Mason has had a couple more heart Caths here and there. One to place a stent, one to check the pressures in his heart, mostly just little maintenance. Mason will have to have his Pulmonary Valve replaced at some point in his life, but we all agree to try to put it off as long as we can as long as Mason is tollerating it. We have to keep an eye out for arrhythmias with him, but Garabedian has given us the go ahead to let him live his life as long as his body tollerates it.

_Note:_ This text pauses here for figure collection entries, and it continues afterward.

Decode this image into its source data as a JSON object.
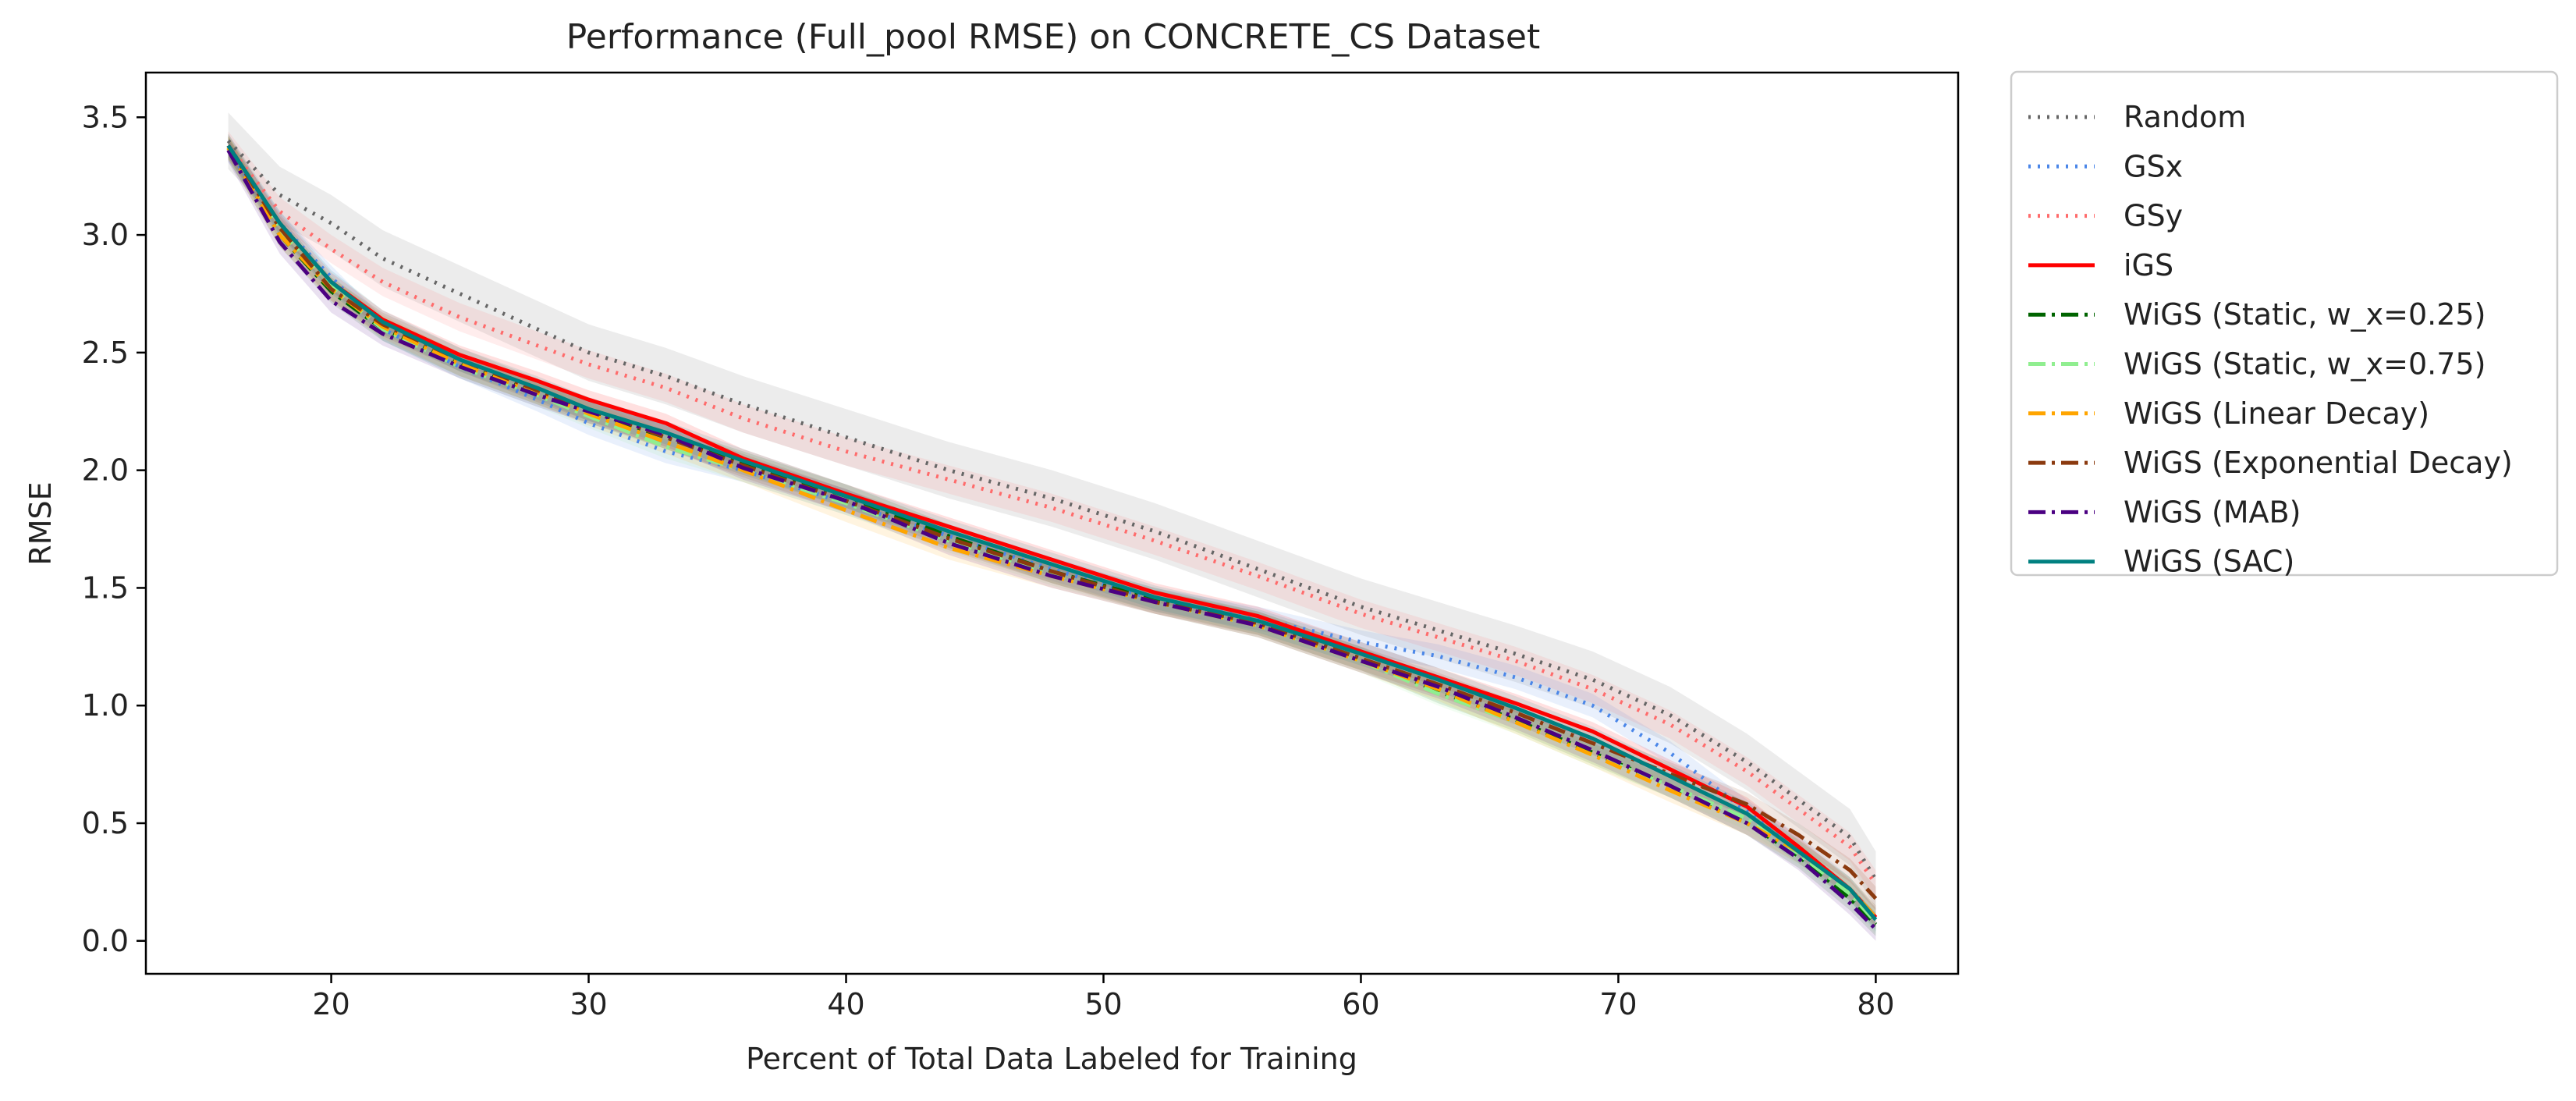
{
  "chart_data": {
    "type": "line",
    "title": "Performance (Full_pool RMSE) on CONCRETE_CS Dataset",
    "xlabel": "Percent of Total Data Labeled for Training",
    "ylabel": "RMSE",
    "xlim": [
      12.8,
      83.2
    ],
    "ylim": [
      -0.14,
      3.69
    ],
    "xticks": [
      20,
      30,
      40,
      50,
      60,
      70,
      80
    ],
    "yticks": [
      0.0,
      0.5,
      1.0,
      1.5,
      2.0,
      2.5,
      3.0,
      3.5
    ],
    "xtick_labels": [
      "20",
      "30",
      "40",
      "50",
      "60",
      "70",
      "80"
    ],
    "ytick_labels": [
      "0.0",
      "0.5",
      "1.0",
      "1.5",
      "2.0",
      "2.5",
      "3.0",
      "3.5"
    ],
    "grid": false,
    "legend_position": "outside right, top",
    "x": [
      16,
      18,
      20,
      22,
      25,
      28,
      30,
      33,
      36,
      40,
      44,
      48,
      52,
      56,
      60,
      63,
      66,
      69,
      72,
      75,
      77,
      79,
      80
    ],
    "series": [
      {
        "name": "Random",
        "color": "#666666",
        "dash": "dotted",
        "band_halfwidth": 0.12,
        "values": [
          3.4,
          3.17,
          3.05,
          2.9,
          2.75,
          2.6,
          2.5,
          2.4,
          2.28,
          2.14,
          2.0,
          1.88,
          1.74,
          1.58,
          1.42,
          1.32,
          1.22,
          1.11,
          0.96,
          0.76,
          0.6,
          0.44,
          0.26
        ]
      },
      {
        "name": "GSx",
        "color": "#4a86e8",
        "dash": "dotted",
        "band_halfwidth": 0.05,
        "values": [
          3.36,
          3.05,
          2.82,
          2.6,
          2.44,
          2.3,
          2.2,
          2.08,
          2.0,
          1.86,
          1.72,
          1.58,
          1.45,
          1.37,
          1.27,
          1.21,
          1.12,
          1.0,
          0.8,
          0.55,
          0.4,
          0.22,
          0.1
        ]
      },
      {
        "name": "GSy",
        "color": "#ff6b6b",
        "dash": "dotted",
        "band_halfwidth": 0.06,
        "values": [
          3.38,
          3.1,
          2.94,
          2.8,
          2.65,
          2.53,
          2.45,
          2.35,
          2.22,
          2.08,
          1.96,
          1.84,
          1.7,
          1.55,
          1.39,
          1.29,
          1.19,
          1.07,
          0.92,
          0.72,
          0.56,
          0.4,
          0.24
        ]
      },
      {
        "name": "iGS",
        "color": "#ff0000",
        "dash": "solid",
        "band_halfwidth": 0.04,
        "values": [
          3.38,
          3.05,
          2.8,
          2.64,
          2.49,
          2.38,
          2.3,
          2.2,
          2.05,
          1.9,
          1.76,
          1.62,
          1.48,
          1.38,
          1.23,
          1.12,
          1.01,
          0.89,
          0.73,
          0.57,
          0.4,
          0.22,
          0.1
        ]
      },
      {
        "name": "WiGS (Static, w_x=0.25)",
        "color": "#006400",
        "dash": "dashdot",
        "band_halfwidth": 0.05,
        "values": [
          3.37,
          3.0,
          2.76,
          2.6,
          2.45,
          2.33,
          2.25,
          2.14,
          2.03,
          1.89,
          1.72,
          1.57,
          1.45,
          1.35,
          1.2,
          1.06,
          0.94,
          0.8,
          0.66,
          0.5,
          0.36,
          0.18,
          0.07
        ]
      },
      {
        "name": "WiGS (Static, w_x=0.75)",
        "color": "#90ee90",
        "dash": "dashdot",
        "band_halfwidth": 0.05,
        "values": [
          3.37,
          3.02,
          2.78,
          2.6,
          2.44,
          2.32,
          2.23,
          2.1,
          2.0,
          1.86,
          1.7,
          1.56,
          1.44,
          1.34,
          1.19,
          1.05,
          0.93,
          0.79,
          0.66,
          0.52,
          0.37,
          0.2,
          0.08
        ]
      },
      {
        "name": "WiGS (Linear Decay)",
        "color": "#ffa500",
        "dash": "dashdot",
        "band_halfwidth": 0.05,
        "values": [
          3.37,
          3.0,
          2.77,
          2.61,
          2.45,
          2.33,
          2.24,
          2.12,
          2.0,
          1.83,
          1.67,
          1.55,
          1.44,
          1.34,
          1.19,
          1.07,
          0.93,
          0.79,
          0.64,
          0.5,
          0.38,
          0.22,
          0.1
        ]
      },
      {
        "name": "WiGS (Exponential Decay)",
        "color": "#8b3a0f",
        "dash": "dashdot",
        "band_halfwidth": 0.05,
        "values": [
          3.38,
          3.03,
          2.77,
          2.62,
          2.47,
          2.34,
          2.26,
          2.14,
          2.02,
          1.87,
          1.71,
          1.57,
          1.44,
          1.35,
          1.2,
          1.09,
          0.97,
          0.84,
          0.71,
          0.58,
          0.45,
          0.3,
          0.18
        ]
      },
      {
        "name": "WiGS (MAB)",
        "color": "#4b0082",
        "dash": "dashdot",
        "band_halfwidth": 0.05,
        "values": [
          3.36,
          2.97,
          2.72,
          2.58,
          2.44,
          2.32,
          2.25,
          2.15,
          2.01,
          1.87,
          1.69,
          1.55,
          1.44,
          1.34,
          1.19,
          1.08,
          0.95,
          0.81,
          0.66,
          0.5,
          0.35,
          0.16,
          0.05
        ]
      },
      {
        "name": "WiGS (SAC)",
        "color": "#008080",
        "dash": "solid",
        "band_halfwidth": 0.05,
        "values": [
          3.38,
          3.05,
          2.8,
          2.63,
          2.47,
          2.35,
          2.26,
          2.16,
          2.04,
          1.89,
          1.74,
          1.6,
          1.46,
          1.36,
          1.22,
          1.11,
          0.99,
          0.86,
          0.7,
          0.54,
          0.38,
          0.22,
          0.09
        ]
      }
    ]
  }
}
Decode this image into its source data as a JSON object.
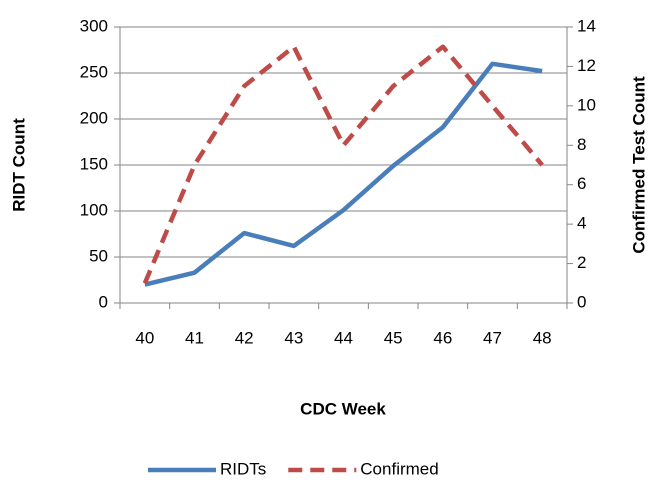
{
  "chart_data": {
    "type": "line",
    "x_label": "CDC Week",
    "y_label": "RIDT Count",
    "y2_label": "Confirmed Test Count",
    "categories": [
      "40",
      "41",
      "42",
      "43",
      "44",
      "45",
      "46",
      "47",
      "48"
    ],
    "series": [
      {
        "name": "RIDTs",
        "color": "#4a7ebb",
        "dash": false,
        "values": [
          20,
          33,
          76,
          62,
          101,
          149,
          191,
          260,
          252
        ]
      },
      {
        "name": "Confirmed",
        "color": "#be4b48",
        "dash": true,
        "axis": "y2",
        "values": [
          1,
          7,
          11,
          13,
          8,
          11,
          13,
          10,
          7
        ]
      }
    ],
    "ylim": [
      0,
      300
    ],
    "yticks": [
      0,
      50,
      100,
      150,
      200,
      250,
      300
    ],
    "y2lim": [
      0,
      14
    ],
    "y2ticks": [
      0,
      2,
      4,
      6,
      8,
      10,
      12,
      14
    ],
    "grid": true,
    "legend": "bottom"
  }
}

Mason is now 4 years old and a happy and healthy little boy. He is slightly developmentally delayed from being as sedated as long as he was in the hospital and for the few months after, but he is making leaps and bounds catching up! He just started preschool last year and is excited to go back in the fall. He loves to ride his strider bike and has been competing in BMX racing with it. He also has 3 younger siblings that he just absolutely adores! With the 3 other kids, I got a fetal echo while I was still pregnant and they are all fine with no heart problems. So now the next step for Mason's journey, is just to wait and enjoy the ride!